В Чжун-Го я ездила в похожих машинах с Ма-Ма, разве что они были не желтыми, а их водители были китайцами. Потом я узнала, что Ба-Ба несколько месяцев копил деньги, просто чтобы иметь возможность встретить нас в Мэй-Го на желтой машине.
Ба-Ба что‑то сказал по-английски мужчине за рулем, и тот тронул машину с места. Потом Ба-Ба повернулся к нам, похлопывая меня по макушке одной рукой, а другой наглаживая по плечу Ма-Ма.
– Цзэнь мэ ян? Э бу э? Лэй бу лэй?[30]
Да и еще раз да. Но самое главное, мы были счастливы от того, что наша маленькая семья воссоединилась.
Только тогда, положив голову на плечо Ба-Ба, под сверкание безумных огней нового большого города за окном, уронив на пол забытую куклу, я наконец забылась глубоким и бестревожным сном.
Глава 4
Прекрасная страна
Мэй-Го не походила ни на что из того, что нам сулили дома. Все здесь пахло незнакомо и выглядело иначе. Мы жили в районе, который Ба-Ба называл Бруклином. Большинство людей, окружавших нас, были с коричневой кожей и темными волосами. Если не считать нашей квартирной хозяйки-кантонки, мы редко видели похожих на нас людей, а если такое и случалось, они никогда не разговаривали с нами по-китайски. Я гадала: неужели мы покинули единственное место в мире, где жил наш народ?
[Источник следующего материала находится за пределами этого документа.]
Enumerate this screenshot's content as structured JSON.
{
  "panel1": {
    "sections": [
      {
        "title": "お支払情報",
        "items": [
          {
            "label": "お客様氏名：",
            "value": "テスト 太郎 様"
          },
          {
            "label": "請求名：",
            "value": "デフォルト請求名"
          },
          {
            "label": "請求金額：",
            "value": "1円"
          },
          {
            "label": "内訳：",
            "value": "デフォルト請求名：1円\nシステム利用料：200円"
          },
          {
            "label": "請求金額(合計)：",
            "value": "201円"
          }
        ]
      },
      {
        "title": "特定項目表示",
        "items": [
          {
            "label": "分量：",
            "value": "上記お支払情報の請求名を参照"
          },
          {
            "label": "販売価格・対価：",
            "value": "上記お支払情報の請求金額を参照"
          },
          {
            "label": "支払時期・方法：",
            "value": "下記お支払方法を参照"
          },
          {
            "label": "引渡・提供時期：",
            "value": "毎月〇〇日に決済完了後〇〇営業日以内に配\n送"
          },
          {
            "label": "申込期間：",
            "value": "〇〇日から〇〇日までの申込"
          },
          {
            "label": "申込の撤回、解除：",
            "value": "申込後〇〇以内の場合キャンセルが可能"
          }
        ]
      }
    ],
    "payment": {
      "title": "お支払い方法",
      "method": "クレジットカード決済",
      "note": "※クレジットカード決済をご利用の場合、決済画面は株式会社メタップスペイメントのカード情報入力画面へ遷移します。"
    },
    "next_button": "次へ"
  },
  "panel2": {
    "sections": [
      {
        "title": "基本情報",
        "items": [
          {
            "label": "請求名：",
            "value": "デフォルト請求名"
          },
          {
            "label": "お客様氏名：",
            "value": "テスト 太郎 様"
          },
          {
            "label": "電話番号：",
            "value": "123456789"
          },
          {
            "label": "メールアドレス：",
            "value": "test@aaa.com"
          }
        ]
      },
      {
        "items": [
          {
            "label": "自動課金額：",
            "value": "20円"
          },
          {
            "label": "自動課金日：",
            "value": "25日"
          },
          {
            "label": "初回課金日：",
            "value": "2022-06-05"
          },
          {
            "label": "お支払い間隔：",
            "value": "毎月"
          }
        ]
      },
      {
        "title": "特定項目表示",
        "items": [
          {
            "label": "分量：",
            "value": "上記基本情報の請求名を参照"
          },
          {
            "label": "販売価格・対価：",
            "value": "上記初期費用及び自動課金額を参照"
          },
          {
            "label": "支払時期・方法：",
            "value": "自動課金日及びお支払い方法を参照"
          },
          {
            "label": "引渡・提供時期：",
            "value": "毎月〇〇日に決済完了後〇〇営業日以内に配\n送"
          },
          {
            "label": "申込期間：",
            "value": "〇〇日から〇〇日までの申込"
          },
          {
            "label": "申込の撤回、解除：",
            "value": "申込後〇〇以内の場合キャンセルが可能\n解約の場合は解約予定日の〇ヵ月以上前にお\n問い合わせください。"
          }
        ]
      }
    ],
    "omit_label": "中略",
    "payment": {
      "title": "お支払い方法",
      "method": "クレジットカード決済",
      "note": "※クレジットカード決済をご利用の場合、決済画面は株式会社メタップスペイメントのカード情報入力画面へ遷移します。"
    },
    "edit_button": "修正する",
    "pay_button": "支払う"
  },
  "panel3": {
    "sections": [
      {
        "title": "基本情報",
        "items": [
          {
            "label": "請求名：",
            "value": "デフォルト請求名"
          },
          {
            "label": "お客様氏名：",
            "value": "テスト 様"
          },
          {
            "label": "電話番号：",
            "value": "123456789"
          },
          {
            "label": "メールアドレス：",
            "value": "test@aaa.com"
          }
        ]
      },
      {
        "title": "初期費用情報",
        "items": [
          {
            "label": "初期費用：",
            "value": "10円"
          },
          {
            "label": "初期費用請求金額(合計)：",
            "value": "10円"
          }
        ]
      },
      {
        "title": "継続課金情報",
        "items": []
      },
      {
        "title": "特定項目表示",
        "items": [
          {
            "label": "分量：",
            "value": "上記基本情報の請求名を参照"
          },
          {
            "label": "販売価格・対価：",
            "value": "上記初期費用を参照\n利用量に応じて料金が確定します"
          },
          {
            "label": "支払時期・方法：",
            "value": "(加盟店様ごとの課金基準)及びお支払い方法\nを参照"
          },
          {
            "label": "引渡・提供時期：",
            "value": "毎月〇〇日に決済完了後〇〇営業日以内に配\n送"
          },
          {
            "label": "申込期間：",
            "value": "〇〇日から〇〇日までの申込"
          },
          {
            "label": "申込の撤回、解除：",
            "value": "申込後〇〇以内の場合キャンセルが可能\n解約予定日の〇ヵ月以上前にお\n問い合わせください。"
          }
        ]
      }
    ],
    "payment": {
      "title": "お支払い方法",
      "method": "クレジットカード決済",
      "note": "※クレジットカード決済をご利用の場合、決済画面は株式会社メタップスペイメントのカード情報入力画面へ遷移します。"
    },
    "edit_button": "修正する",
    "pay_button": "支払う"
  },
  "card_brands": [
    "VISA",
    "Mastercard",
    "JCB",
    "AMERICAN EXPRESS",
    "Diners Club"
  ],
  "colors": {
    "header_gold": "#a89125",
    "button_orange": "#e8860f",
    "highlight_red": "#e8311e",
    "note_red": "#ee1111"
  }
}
Наш новый дом представлял собой одну-единственную комнату на втором этаже трехэтажного деревянного строения, вечно стонавшего под весом обитателей. Вторую спальню на нашем этаже поочередно, точно дети на платной карусели, занимали вновь прибывшие иммигранты вроде нас, у которых едва хватало денег, чтобы за нее заплатить. Соседняя с нашей дверь вела в санузел, который был общим для всех. Чуть ли не первое, что сказала мне Ма-Ма в Мэй-Го: находясь в туалете, всегда надо запирать дверь. Мы больше не в Чжун-Го. Нельзя оставлять дверь незапертой. И лучше вообще никогда не оставлять ее открытой.